Авдотья подробно и трогательно выпевала встречу солдата с женой. Тут бывала описана и радость ребят, и жаркая постель, и первое веселое утро хозяина на своем дворе. Вот и пошел хозяин за плугом, и земля родит тучный хлеб, и кони добреют в теле.

Благодарная солдатка отвешивала Авдотье низкий поклон:

— Спасибо тебе, матушка. Сердце маленько отмякло, добрая ты. Пусть на твоей десятине больше всех родится!

Солдатка утирала радостные слезы и обильно одаривала вопленицу. Никто теперь не выгадывал в плате: Авдотья вопила о живых и скупиться было как-то неловко.

Впервые в жизни у вопленицы появился достаток.

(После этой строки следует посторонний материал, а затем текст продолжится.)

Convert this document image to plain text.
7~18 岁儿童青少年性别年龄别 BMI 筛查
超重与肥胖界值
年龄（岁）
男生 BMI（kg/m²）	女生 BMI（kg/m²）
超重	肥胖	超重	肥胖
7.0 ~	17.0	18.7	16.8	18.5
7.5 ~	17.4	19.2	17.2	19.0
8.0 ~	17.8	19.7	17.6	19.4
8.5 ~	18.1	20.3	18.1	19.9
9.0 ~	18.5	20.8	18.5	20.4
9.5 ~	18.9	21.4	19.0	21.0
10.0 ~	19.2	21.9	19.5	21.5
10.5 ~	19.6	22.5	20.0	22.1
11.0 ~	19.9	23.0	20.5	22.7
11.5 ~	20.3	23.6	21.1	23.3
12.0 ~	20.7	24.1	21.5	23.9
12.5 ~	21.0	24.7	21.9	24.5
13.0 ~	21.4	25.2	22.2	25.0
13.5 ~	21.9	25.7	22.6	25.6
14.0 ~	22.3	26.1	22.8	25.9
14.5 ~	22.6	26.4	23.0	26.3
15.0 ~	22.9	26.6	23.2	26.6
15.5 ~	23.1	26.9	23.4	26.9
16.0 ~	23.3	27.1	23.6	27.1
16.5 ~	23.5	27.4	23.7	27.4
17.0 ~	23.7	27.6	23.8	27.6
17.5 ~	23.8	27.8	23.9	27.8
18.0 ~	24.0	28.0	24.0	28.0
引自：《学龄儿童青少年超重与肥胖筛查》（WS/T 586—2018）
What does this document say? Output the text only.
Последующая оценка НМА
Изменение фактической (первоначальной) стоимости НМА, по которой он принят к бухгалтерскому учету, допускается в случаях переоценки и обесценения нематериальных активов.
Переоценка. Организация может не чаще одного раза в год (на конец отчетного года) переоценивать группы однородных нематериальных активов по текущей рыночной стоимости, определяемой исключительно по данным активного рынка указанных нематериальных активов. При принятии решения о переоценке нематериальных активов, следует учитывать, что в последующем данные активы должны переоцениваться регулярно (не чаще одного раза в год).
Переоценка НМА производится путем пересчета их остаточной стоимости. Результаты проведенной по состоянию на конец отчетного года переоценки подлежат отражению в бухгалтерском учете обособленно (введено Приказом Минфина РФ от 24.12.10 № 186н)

Она совсем освободилась от мелкой изнуряющей работы по чужим домам, заново переложила печь в своей избе, покрыла сарай, подняла плетень и начала тайно и упорно откладывать деньги на покупку лошади. Авдотья уже ходила на базар, приглядывала лошадь и с наслаждением торговалась.

В один из весенних праздников Николка вышел из двора в шелковой малиновой рубахе. На вороте и на рукавах у него цвели желтые розы.

Девушки окружили его и с удивлением разглядывали богатую рубаху. Ближе всех подошла тоненькая Наташа, любимая Николки. Наташа гордо насупилась и сообщила подружкам звонким шепотом:

— Он гармонь скоро купит! И лошадь!

Николка вспыхнул, оправил рубаху и ловко обнял Наташу. Девушка покорно к нему прильнула. Они пошли по улице, словно жених и невеста, сопровождаемые веселой оравой девушек.

Авдотья все видела из своего низкого окошка. У нее вдруг ослабели ноги, она опустилась на скамью. Какой скрытный парень!

— Вырастила сына, — шептала она дрожавшими губами. — Мужик в доме, женить пора. Девка ничего себе. Тоненькая, маленькая, да тело налитое. Маленькие — они ловкие. Отец посмотрел бы теперь!

 

Глава шестая

Деревня Утевка лежала в просторной ковыльной степи. Выйдя к околице, утевский житель видел ровную и голую низину, простиравшуюся до самого края земли, до тонкой синей черты, где сплескивались вместе ковыльные волны и облака.

Жила деревня глухо и замкнуто. Стояла она верстах в тридцати от волостного села Ждамировки, а до города Чаплина, до железной дороги, надо было прошагать или проехать по степи более полусотни верст. Иные утевские старики до самой смерти не видывали «чугунки», а ребятишки думали, что город — это большой базар, где продают игрушки, гармони и ситец. Сказки, песни, бывальщины пели все о той же степи, об оврагах да о пушистых снегах.

Народ в Утенке был неграмотный, смирный и диковатый.

Зиму и весну после первой мобилизации солдатские семьи жили по старинке. Робкая солдатка с поклонами обихаживала свекра и свекровь, кормила и обшивала детей, надрывалась в мужицкой работе на своей десятине и во дворе. В середине лета трудно подымали пар: лошадь не слушалась бабьей руки и шагала валко, словно спотыкаясь. Борозда шла кривая, и сама пашня в буром и седом просторе ложилась малой черной заплатой. В хозяйстве не хватало мужика.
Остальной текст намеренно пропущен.